BISWADARSHAN MOHANTY
Djinn and Men
“Djinn and Men” came to me during a night shift when coffee had lost its potency. An image of Bedouin coffee ritual around a campfire floated in my mind. The image led me to mythical Arabic djinn and their similarity with humans. And how our primal urges have remained with us despite our feigned civility.
By a fire in a Bedouin camp
not far from date fronds
kahwa1 dripped through the sky’s fine mesh
trickled through the Milky way
into cups, emanating fumes of cardamom,
coffee and stories
that cracked with embers on which djinn danced.

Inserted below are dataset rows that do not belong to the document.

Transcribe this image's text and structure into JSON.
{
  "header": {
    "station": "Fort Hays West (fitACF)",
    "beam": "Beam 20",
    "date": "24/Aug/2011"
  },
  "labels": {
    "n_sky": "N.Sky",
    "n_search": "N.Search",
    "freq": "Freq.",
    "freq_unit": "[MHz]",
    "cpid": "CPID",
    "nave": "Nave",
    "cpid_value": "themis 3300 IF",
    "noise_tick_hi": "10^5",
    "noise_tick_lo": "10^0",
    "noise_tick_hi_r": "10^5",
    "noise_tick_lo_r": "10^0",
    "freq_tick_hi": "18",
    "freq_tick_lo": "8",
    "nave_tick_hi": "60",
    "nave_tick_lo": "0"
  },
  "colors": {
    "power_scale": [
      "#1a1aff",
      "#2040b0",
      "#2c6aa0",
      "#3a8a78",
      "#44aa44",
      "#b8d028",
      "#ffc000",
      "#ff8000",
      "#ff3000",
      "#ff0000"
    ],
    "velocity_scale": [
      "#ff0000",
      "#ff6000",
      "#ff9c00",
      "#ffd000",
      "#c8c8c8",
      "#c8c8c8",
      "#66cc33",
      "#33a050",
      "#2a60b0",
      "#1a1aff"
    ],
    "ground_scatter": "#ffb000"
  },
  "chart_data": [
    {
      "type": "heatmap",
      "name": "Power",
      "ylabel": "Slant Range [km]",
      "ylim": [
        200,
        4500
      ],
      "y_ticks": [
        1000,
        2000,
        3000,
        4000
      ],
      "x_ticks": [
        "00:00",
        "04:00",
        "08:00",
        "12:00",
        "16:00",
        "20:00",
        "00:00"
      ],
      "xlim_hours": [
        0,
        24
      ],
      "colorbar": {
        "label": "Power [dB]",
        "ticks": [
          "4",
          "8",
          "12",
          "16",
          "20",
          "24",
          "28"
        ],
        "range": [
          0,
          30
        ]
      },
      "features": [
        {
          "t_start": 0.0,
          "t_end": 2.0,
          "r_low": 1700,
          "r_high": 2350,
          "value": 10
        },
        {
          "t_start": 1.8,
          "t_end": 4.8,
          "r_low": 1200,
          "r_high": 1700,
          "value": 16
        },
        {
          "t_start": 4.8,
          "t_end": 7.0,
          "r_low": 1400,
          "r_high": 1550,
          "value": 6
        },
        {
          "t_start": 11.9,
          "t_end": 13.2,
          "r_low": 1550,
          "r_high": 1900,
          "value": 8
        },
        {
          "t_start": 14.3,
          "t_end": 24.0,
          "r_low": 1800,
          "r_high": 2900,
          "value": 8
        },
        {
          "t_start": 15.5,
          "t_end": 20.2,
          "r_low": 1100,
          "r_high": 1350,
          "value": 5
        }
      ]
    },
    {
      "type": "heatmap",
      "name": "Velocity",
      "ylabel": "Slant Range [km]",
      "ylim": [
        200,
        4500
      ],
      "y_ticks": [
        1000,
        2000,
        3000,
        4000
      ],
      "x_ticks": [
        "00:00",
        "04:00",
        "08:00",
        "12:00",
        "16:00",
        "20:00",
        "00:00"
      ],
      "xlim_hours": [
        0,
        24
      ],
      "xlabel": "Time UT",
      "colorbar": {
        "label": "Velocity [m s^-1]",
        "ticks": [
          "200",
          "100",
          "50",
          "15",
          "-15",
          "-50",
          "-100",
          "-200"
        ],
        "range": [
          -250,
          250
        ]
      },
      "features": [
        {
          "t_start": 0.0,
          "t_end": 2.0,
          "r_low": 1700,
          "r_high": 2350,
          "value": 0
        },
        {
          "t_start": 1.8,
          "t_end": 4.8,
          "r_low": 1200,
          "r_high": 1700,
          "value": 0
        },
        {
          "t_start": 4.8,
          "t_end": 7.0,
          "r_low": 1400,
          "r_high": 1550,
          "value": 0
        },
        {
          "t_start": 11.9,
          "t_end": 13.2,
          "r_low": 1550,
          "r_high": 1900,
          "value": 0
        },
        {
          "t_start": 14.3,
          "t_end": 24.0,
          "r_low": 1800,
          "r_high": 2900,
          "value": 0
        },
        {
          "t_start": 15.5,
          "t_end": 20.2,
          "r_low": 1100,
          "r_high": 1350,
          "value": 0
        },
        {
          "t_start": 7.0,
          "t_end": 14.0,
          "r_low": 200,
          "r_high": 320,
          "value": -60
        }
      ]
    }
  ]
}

Djinn, the beings of fire, tolerated
men and their stories,
for the two beings shared same longings,
same vices, same wickedness.
Behind the row of men and tents
were lines of dunes that
shifted in day and ruminated at night.
They were simpler creatures
made neither of mud nor fire,
but of sand.
Sand that rises in dervishes,
dribbles into an hourglass
filling emptiness—
sprouting tents of glass and steel
stacked one on top of the other.
From their perches in one such tent,
men and women inhale foamy decoctions and
through a screen of clear sand
watch sand drape over
what remains of their horizon.
Djinn still lurk in the desert,
and in leather-bound
Alif Layla wa-Layla and
turn blue in Hollywood musicals—
they also skulk in the city,
in windowless massage parlours
under red-blue neon signs
flashing OPEN
in not so dark alleyways,
where men ask,
“How Much?”
1 Kahwa: Arabic Coffee
Biswadarshan Mohanty, having moved around numerous cities and countries, has found a home in his imagination. He is a graduate of Master of Arts in Writing and Literature from Deakin University. His works have appeared or are forthcoming in Constellations, Quadrant, The Tiger Moth Review, and Verandah Journal.